The authors also found that many graphs are quite large, often containing more than a billion edges. “These graphs represent an enormously wide range of entities and are used by organizations from small businesses to large enterprises,” said Siddhartha Sahu, noting that this finding runs counter to a common assumption that large graphs are problematic only for large organizations such as Google, Facebook, and Twitter.
“The survey also found that scalability is the most pressing challenge faced by users and the ability to process very large graphs efficiently is among the biggest limitation of existing software,” Sahu said, adding that the results also suggest that data visualization is a pressing challenge.
Their results, published in a paper titled “The Ubiquity of Large Graphs and Surprising Challenges of Graph Processing,” was presented at the 44thInternational Conference on Very Large Data Bases held this year in Rio de Janeiro, Brazil, from August 27 to 31, 2018. The study caught the attention of their colleagues at the annual meeting, as it received the VLDB 2018 Best Paper Award.
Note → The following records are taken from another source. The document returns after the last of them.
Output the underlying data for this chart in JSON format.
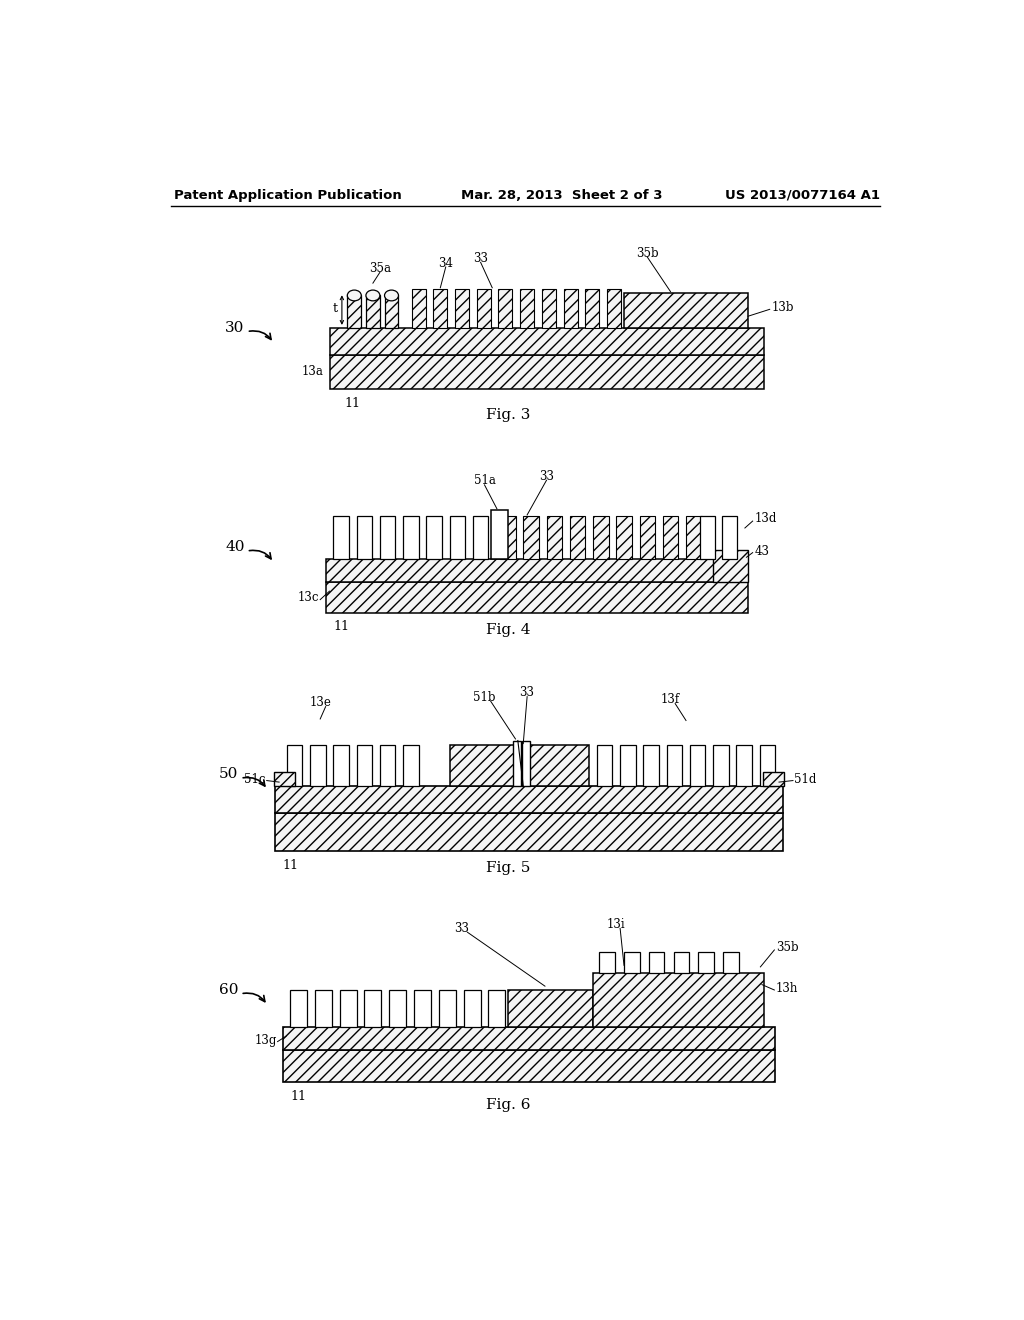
{
  "header_left": "Patent Application Publication",
  "header_mid": "Mar. 28, 2013  Sheet 2 of 3",
  "header_right": "US 2013/0077164 A1",
  "bg_color": "#ffffff",
  "fig3_caption": "Fig. 3",
  "fig4_caption": "Fig. 4",
  "fig5_caption": "Fig. 5",
  "fig6_caption": "Fig. 6"
}
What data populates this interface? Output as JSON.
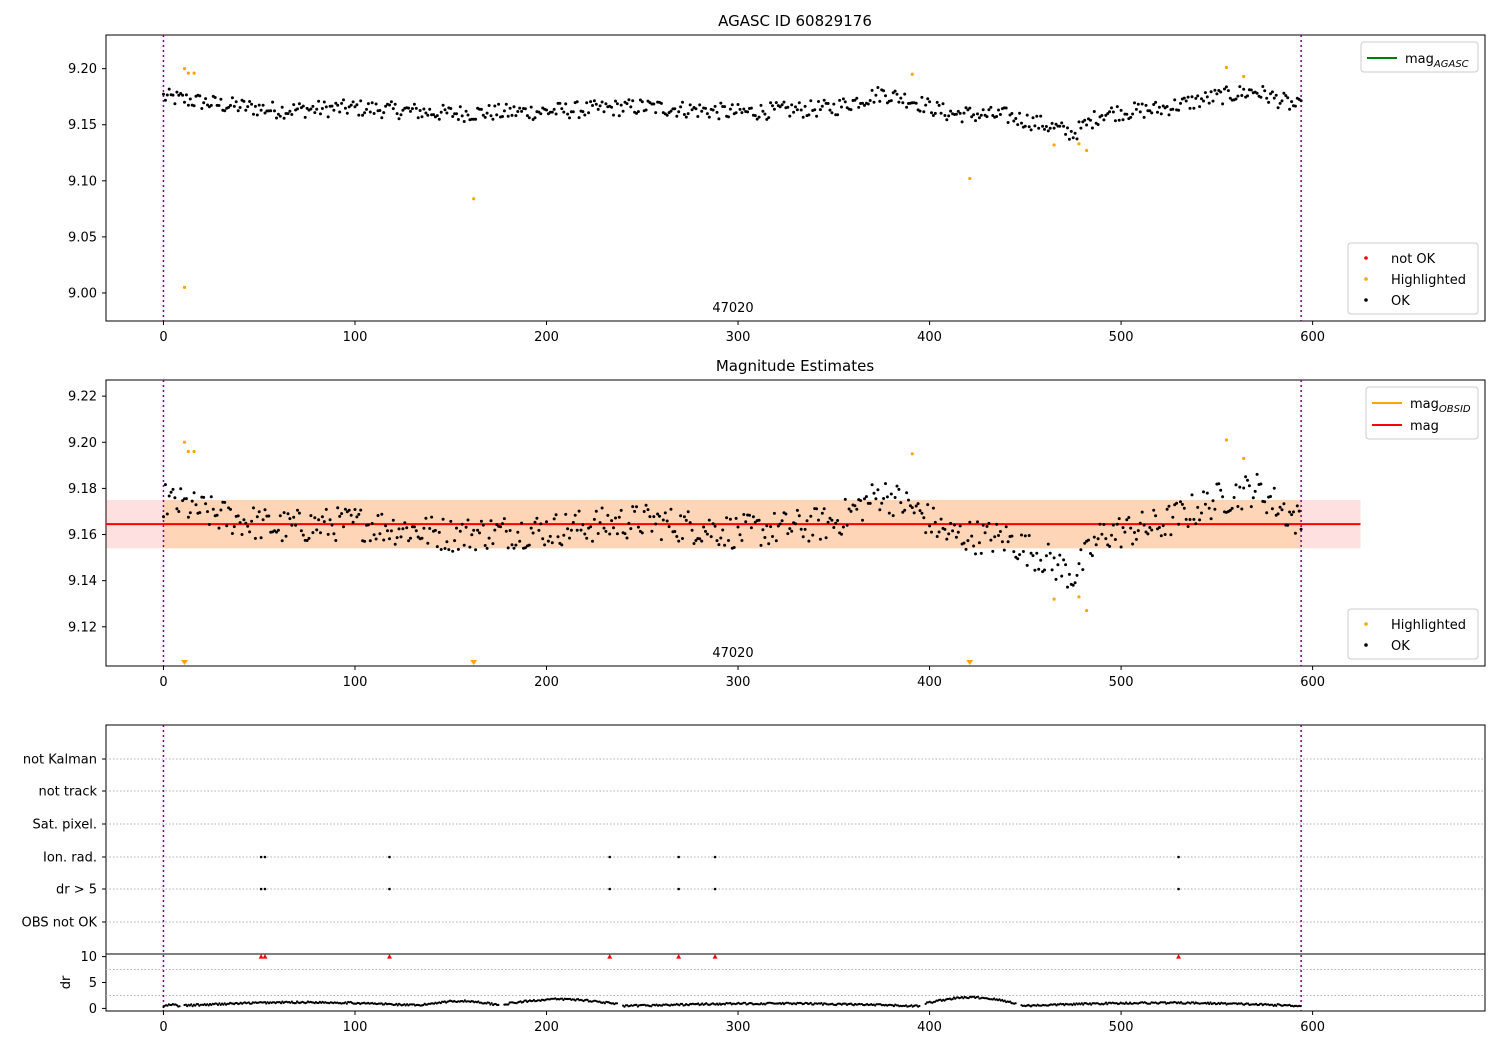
{
  "chart_data": [
    {
      "type": "scatter",
      "title": "AGASC ID 60829176",
      "obsid_label": "47020",
      "xlim": [
        -30,
        690
      ],
      "ylim": [
        8.975,
        9.23
      ],
      "xticks": [
        0,
        100,
        200,
        300,
        400,
        500,
        600
      ],
      "yticks": [
        9.0,
        9.05,
        9.1,
        9.15,
        9.2
      ],
      "ytick_labels": [
        "9.00",
        "9.05",
        "9.10",
        "9.15",
        "9.20"
      ],
      "vlines": [
        0,
        594
      ],
      "legend_lines": [
        {
          "name": "mag_AGASC",
          "base": "mag",
          "sub": "AGASC",
          "color": "#008000"
        }
      ],
      "legend_points": [
        {
          "name": "not OK",
          "color": "#ff0000"
        },
        {
          "name": "Highlighted",
          "color": "#ffa500"
        },
        {
          "name": "OK",
          "color": "#000000"
        }
      ],
      "highlighted": {
        "x": [
          11,
          13,
          16,
          162,
          391,
          421,
          465,
          478,
          482,
          555,
          564,
          11
        ],
        "y": [
          9.2,
          9.196,
          9.196,
          9.084,
          9.195,
          9.102,
          9.132,
          9.133,
          9.127,
          9.201,
          9.193,
          9.005
        ]
      },
      "ok_trend": {
        "x": [
          0,
          30,
          60,
          100,
          150,
          200,
          250,
          300,
          350,
          375,
          390,
          410,
          440,
          460,
          475,
          490,
          520,
          550,
          570,
          594
        ],
        "y": [
          9.175,
          9.168,
          9.163,
          9.165,
          9.16,
          9.162,
          9.166,
          9.161,
          9.165,
          9.178,
          9.172,
          9.16,
          9.158,
          9.15,
          9.142,
          9.16,
          9.164,
          9.175,
          9.18,
          9.165
        ]
      },
      "ok_scatter": 0.01
    },
    {
      "type": "scatter",
      "title": "Magnitude Estimates",
      "obsid_label": "47020",
      "xlim": [
        -30,
        690
      ],
      "ylim": [
        9.103,
        9.227
      ],
      "xticks": [
        0,
        100,
        200,
        300,
        400,
        500,
        600
      ],
      "yticks": [
        9.12,
        9.14,
        9.16,
        9.18,
        9.2,
        9.22
      ],
      "ytick_labels": [
        "9.12",
        "9.14",
        "9.16",
        "9.18",
        "9.20",
        "9.22"
      ],
      "vlines": [
        0,
        594
      ],
      "mag_obsid": 9.1645,
      "mag": 9.1645,
      "band_obsid": [
        9.154,
        9.175
      ],
      "band_mag": [
        9.154,
        9.175
      ],
      "band_x_end": 625,
      "legend_lines": [
        {
          "name": "mag_OBSID",
          "base": "mag",
          "sub": "OBSID",
          "color": "#ffa500"
        },
        {
          "name": "mag",
          "base": "mag",
          "sub": "",
          "color": "#ff0000"
        }
      ],
      "legend_points": [
        {
          "name": "Highlighted",
          "color": "#ffa500"
        },
        {
          "name": "OK",
          "color": "#000000"
        }
      ],
      "highlighted": {
        "x": [
          11,
          13,
          16,
          391,
          465,
          478,
          482,
          555,
          564
        ],
        "y": [
          9.2,
          9.196,
          9.196,
          9.195,
          9.132,
          9.133,
          9.127,
          9.201,
          9.193
        ]
      },
      "offscale_markers_x": [
        11,
        162,
        421
      ],
      "ok_trend": {
        "x": [
          0,
          30,
          60,
          100,
          150,
          200,
          250,
          300,
          350,
          375,
          390,
          410,
          440,
          460,
          475,
          490,
          520,
          550,
          570,
          594
        ],
        "y": [
          9.175,
          9.168,
          9.163,
          9.165,
          9.16,
          9.162,
          9.166,
          9.161,
          9.165,
          9.178,
          9.172,
          9.16,
          9.158,
          9.15,
          9.142,
          9.16,
          9.164,
          9.175,
          9.18,
          9.165
        ]
      },
      "ok_scatter": 0.01
    },
    {
      "type": "scatter",
      "title": "",
      "xlim": [
        -30,
        690
      ],
      "xticks": [
        0,
        100,
        200,
        300,
        400,
        500,
        600
      ],
      "vlines": [
        0,
        594
      ],
      "flag_rows": [
        "not Kalman",
        "not track",
        "Sat. pixel.",
        "Ion. rad.",
        "dr > 5",
        "OBS not OK"
      ],
      "flag_events": {
        "not Kalman": [],
        "not track": [],
        "Sat. pixel.": [],
        "Ion. rad.": [
          51,
          53,
          118,
          233,
          269,
          288,
          530
        ],
        "dr > 5": [
          51,
          53,
          118,
          233,
          269,
          288,
          530
        ],
        "OBS not OK": []
      },
      "dr_ylabel": "dr",
      "dr_ylim": [
        -0.5,
        10.5
      ],
      "dr_yticks": [
        0,
        5,
        10
      ],
      "dr_clipped_x": [
        51,
        53,
        118,
        233,
        269,
        288,
        530
      ],
      "dr_segments": [
        {
          "x0": 0,
          "x1": 9,
          "base": 0.6
        },
        {
          "x0": 11,
          "x1": 135,
          "base": 1.0
        },
        {
          "x0": 135,
          "x1": 175,
          "base": 1.2
        },
        {
          "x0": 178,
          "x1": 237,
          "base": 1.5
        },
        {
          "x0": 240,
          "x1": 395,
          "base": 0.8
        },
        {
          "x0": 398,
          "x1": 445,
          "base": 1.8
        },
        {
          "x0": 448,
          "x1": 594,
          "base": 0.9
        }
      ]
    }
  ]
}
The work was praised by the conference program committee as providing a “unique and timely contribution,” and that “the findings provide future research directions that benefit our community and others.”
To learn more about this research, please see Siddhartha Sahu, Amine Mhedhbi, Semih Salihoglu, Jimmy Lin, and M. Tamer Özsu. The Ubiquity of Large Graphs and Surprising Challenges of Graph Processing. Proceedings of the VLDB Endowment, 11(4): 420–431, December 2017.